Following its founding last year, the Outreach and Advocacy Committee of the Undergraduate Council of Students has established a plan for the semester, which will include facilitating student groups’ communications with administrators, prioritizing those groups’ needs and continuing to pursue last year’s projects.
The committee comprises four juniors and four first-years and is led by UCS Vice President Sazzy Gourley ’16, who has been involved with the council since his freshman year. “My role in leading the committee is basically to bring a big-picture perspective to the work that UCS is doing,” Gourley said. “We know that students are already doing really meaningful work in all of their areas, and we’re hoping that the OAC can … work with them to identify ways that we can support their needs on an administrative level.”
Each OAC member also belongs to a different UCS committee, including Academic and Administrative Affairs, Admissions and Student Services, Campus Life and Student Activities. As a result, many committee members already have issues they want towork on based on their areas of expertise.
UCS Secretary Andrea Wistuba Behrens ’16 said the mix of class years on the committee could lead to a variety of perspectives. “Upperclassmen will provide perspectives and resources that exist on campus, and the freshmen … will bring in new ideas,” she said. “So I think it will be an interesting dynamic.”
Wistuba Behrens said she intends to focus on issues of sexual assault in her work on the committee. She added that she plans on speaking with the representatives on the Sexual Assault Task Force and UCS President Maahika Srinivasan ’15 about the council’s efforts to engage students with the issue.

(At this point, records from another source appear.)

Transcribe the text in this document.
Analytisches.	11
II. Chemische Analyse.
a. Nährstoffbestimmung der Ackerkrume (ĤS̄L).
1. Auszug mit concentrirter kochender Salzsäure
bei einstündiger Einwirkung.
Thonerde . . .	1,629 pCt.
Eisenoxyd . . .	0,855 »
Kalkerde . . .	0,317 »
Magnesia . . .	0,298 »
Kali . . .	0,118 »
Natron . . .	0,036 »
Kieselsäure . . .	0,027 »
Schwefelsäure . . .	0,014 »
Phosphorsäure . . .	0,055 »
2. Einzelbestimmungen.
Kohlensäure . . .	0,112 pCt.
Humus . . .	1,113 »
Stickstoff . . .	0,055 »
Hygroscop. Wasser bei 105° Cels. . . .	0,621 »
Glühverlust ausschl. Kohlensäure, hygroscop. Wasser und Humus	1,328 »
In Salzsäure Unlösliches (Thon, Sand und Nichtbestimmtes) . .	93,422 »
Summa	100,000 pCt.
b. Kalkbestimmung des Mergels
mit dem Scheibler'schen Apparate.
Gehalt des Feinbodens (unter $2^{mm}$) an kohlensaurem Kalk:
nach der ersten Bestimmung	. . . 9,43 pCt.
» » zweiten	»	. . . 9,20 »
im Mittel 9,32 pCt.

UCS Media Director Alana Bhatla ’16 said she hopes the OAC makes students aware of UCS resources and connects them accordingly. Bhatla, Gourley and Wistuba Behrens have brainstormed “how different members of the committee should approach different topics they’ve dealt with,” Bhatla said. “Different members of UCS meet with different administrators every week and have great relationships with them. We also have all-campus email access and just several other resources that we want to make sure are being utilized the way the student body wants them to be.”
Timothy Ittner ’18, an OAC member who also serves on the UCS Academic and Administrative Affairs committee, said one of his biggest priorities will be increasing the number of faculty members of color, especially in the science, technology, engineering and mathematics fields.
“Last spring, we passed a resolution labeling some departments ‘in crisis’ because they have so few faculty of color,” he said, adding that he looks forward to seeing the results of President Christina Paxson’s stated efforts to hire postdoctoral students who identify as people of color.
Benjamin Gladstone ’18, an OAC member who also belongs to the UCS Student Activities committee, expressed a desire for the OAC to make student voices heard. “Because Student Activities carries out a similar function in communicating with student groups and student organizations, I have a more general role,” he said. “I think it’s through student organizations that the Brown community expresses its deepest passions.”
Mental health and the efforts of Counseling and Psychological Services are other major issues to discuss, said Helen Gerstenfeld Abreu ’18, an OAC member who also sits on the UCS Admissions and Student Services committee. “We will be trying to work with (CAPS) and asking students and student groups what do they need,” she said.
The OAC should ideally work in conjunction with student groups and other UCS members, Gerstenfeld Abreu said. “It’s teamwork — these are big issues that can’t be addressed by one person,” she added. “The team is very important. It was created to ask for group help on these initiatives.”
Svetoslav Kostov ’18, an OAC member from Admissions and Student Services, expressed the desire to get directly involved with “the more tangible changes to the way student life runs, going through (the Admissions and Student Services committee) in things that we encounter all the time in shaping the Brown experience,” he said. “This would include communication with all student groups, student leaders (and) prominent interest groups in campus.”
Justice Gaines ’16, a member of the OAC and the UCS Campus Life committee, said he thinks the OAC provides the opportunity to make use of existing student enthusiasm.
“These sorts of issues that are really big for students on campus, where there is a lot of student activism and a lot of student push, (are) where the OAC will be able to … elevate and amplify student voices, especially considering UCS is one of the main ways that administrators connect with students,” he said. In addition to following up on resolutions passed from the previous year dealing with diversity in STEM fields, mental health, divestment from coal and increasing faculty of color, Gaines said he intends to look into student relations with the Office of Residential Life.
Despite the new membership of the OAC this semester, a major theme for the committee will be following up on issues and resolutions from last year, several OAC members said.
The OAC should focus on “previous resolutions and making sure that they’re followed up on,” Kostov said. “If we don’t do anything else, this is the main thing we need to do. That vouches for the integrity of any institution, that continuity.”